Abstract CIgG (cancer-derived immunoglobulin G) has received increasing attention, and was first discovered by our group to indicate poor prognosis in glioma. Furthermore, by protein mass spectrometry, we found that Fc gamma receptor and transporter (FCGRT) can combine with CIgG. However, the study of FCGRT in glioma has not been reported. We used the CGGA325 dataset to verify the importance of FCGRT on the prognosis of glioma patients.
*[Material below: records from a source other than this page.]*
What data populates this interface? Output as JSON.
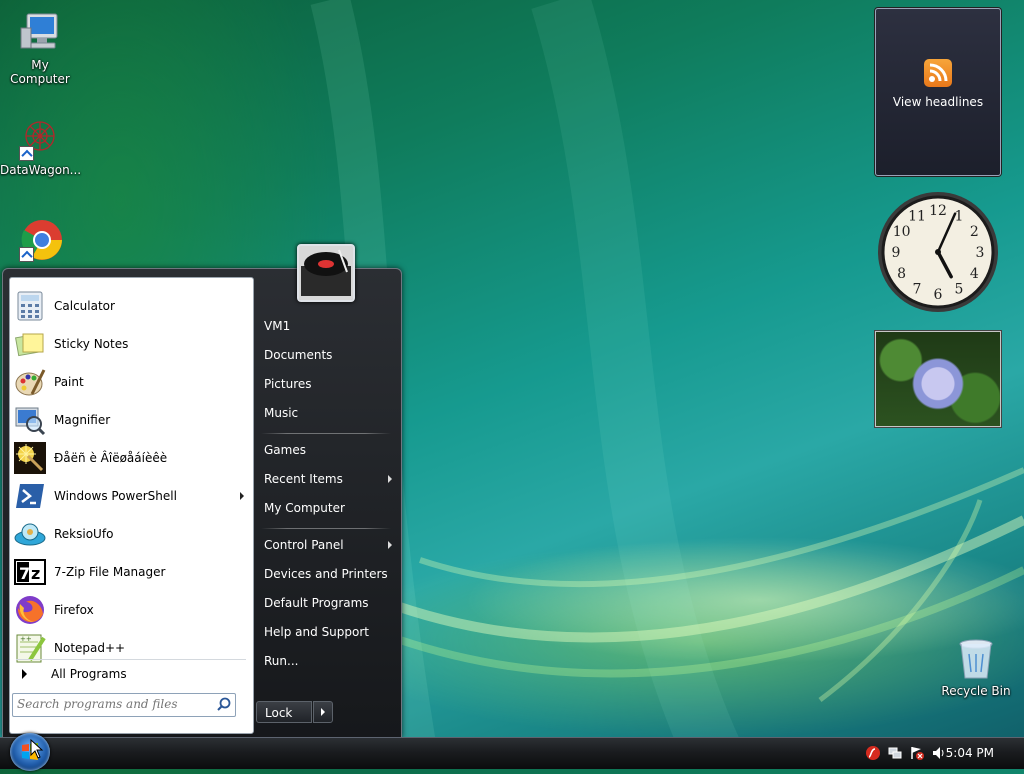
{
  "desktop": {
    "icons": [
      {
        "label": "My Computer",
        "icon": "monitor-icon"
      },
      {
        "label": "DataWagon...",
        "icon": "molecule-icon"
      },
      {
        "label": "Recycle Bin",
        "icon": "recycle-bin-icon"
      }
    ]
  },
  "gadgets": {
    "rss": {
      "label": "View headlines",
      "icon": "rss-icon"
    },
    "clock": {
      "hour": 5,
      "minute": 4,
      "numerals": [
        "12",
        "1",
        "2",
        "3",
        "4",
        "5",
        "6",
        "7",
        "8",
        "9",
        "10",
        "11"
      ]
    }
  },
  "start_menu": {
    "programs": [
      {
        "label": "Calculator",
        "icon": "calculator-icon"
      },
      {
        "label": "Sticky Notes",
        "icon": "sticky-notes-icon"
      },
      {
        "label": "Paint",
        "icon": "paint-palette-icon"
      },
      {
        "label": "Magnifier",
        "icon": "magnifier-icon"
      },
      {
        "label": "Ðåëñ è Âîëøåáíèêè",
        "icon": "wand-icon"
      },
      {
        "label": "Windows PowerShell",
        "icon": "powershell-icon",
        "submenu": true
      },
      {
        "label": "ReksioUfo",
        "icon": "ufo-icon"
      },
      {
        "label": "7-Zip File Manager",
        "icon": "7zip-icon"
      },
      {
        "label": "Firefox",
        "icon": "firefox-icon"
      },
      {
        "label": "Notepad++",
        "icon": "notepadpp-icon"
      }
    ],
    "all_programs": "All Programs",
    "search_placeholder": "Search programs and files",
    "right_items": {
      "vm1": "VM1",
      "documents": "Documents",
      "pictures": "Pictures",
      "music": "Music",
      "games": "Games",
      "recent_items": "Recent Items",
      "my_computer": "My Computer",
      "control_panel": "Control Panel",
      "devices_printers": "Devices and Printers",
      "default_programs": "Default Programs",
      "help_support": "Help and Support",
      "run": "Run..."
    },
    "lock_label": "Lock"
  },
  "taskbar": {
    "time": "5:04 PM",
    "tray_icons": [
      "flash-icon",
      "network-icon",
      "action-center-icon",
      "volume-icon"
    ]
  },
  "colors": {
    "accent_blue": "#1f5ba8",
    "menu_dark": "#1c1e22"
  }
}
We found that patients with higher FCGRT expression had a shorter overall survival; survival stratification analysis also showed that the effect of FCGRT on survival was unaffected by the clinical characteristics of patients. Immunohistochemistry results also confirmed that FCGRT expression was closely related to the prognosis of gliomas. Taken together, this suggests that FCGRT could be an independent prognostic marker for glioma patients. Similar conclusions were obtained from TCGA as a validation cohort. Single cell sequencing data analysis showed that FCGRT was mainly enriched in monocytes and macrophages, suggesting that FCGRT could play a role in the microenvironment of glioma. Estimate, ssGSEA, EPIC and xCell were used for immune infiltration analysis. These results showed that FCGRT was closely related to the tumor microenvironment, especially to macrophages in the tumor microenvironment (r = 0.743, p < 0.001). We then used immune related genes to perform KNM clustering on the CGGA325 dataset, which were divided into cluster1 and cluster2. These two types of patients had significant differences in prognosis. Interestingly we also found that FCGRT was significantly increased in cluster1 with poor prognosis, and was positively correlated with IGHG1. Therefore, we believe that FCGRT is an independent prognostic factor for glioma patients.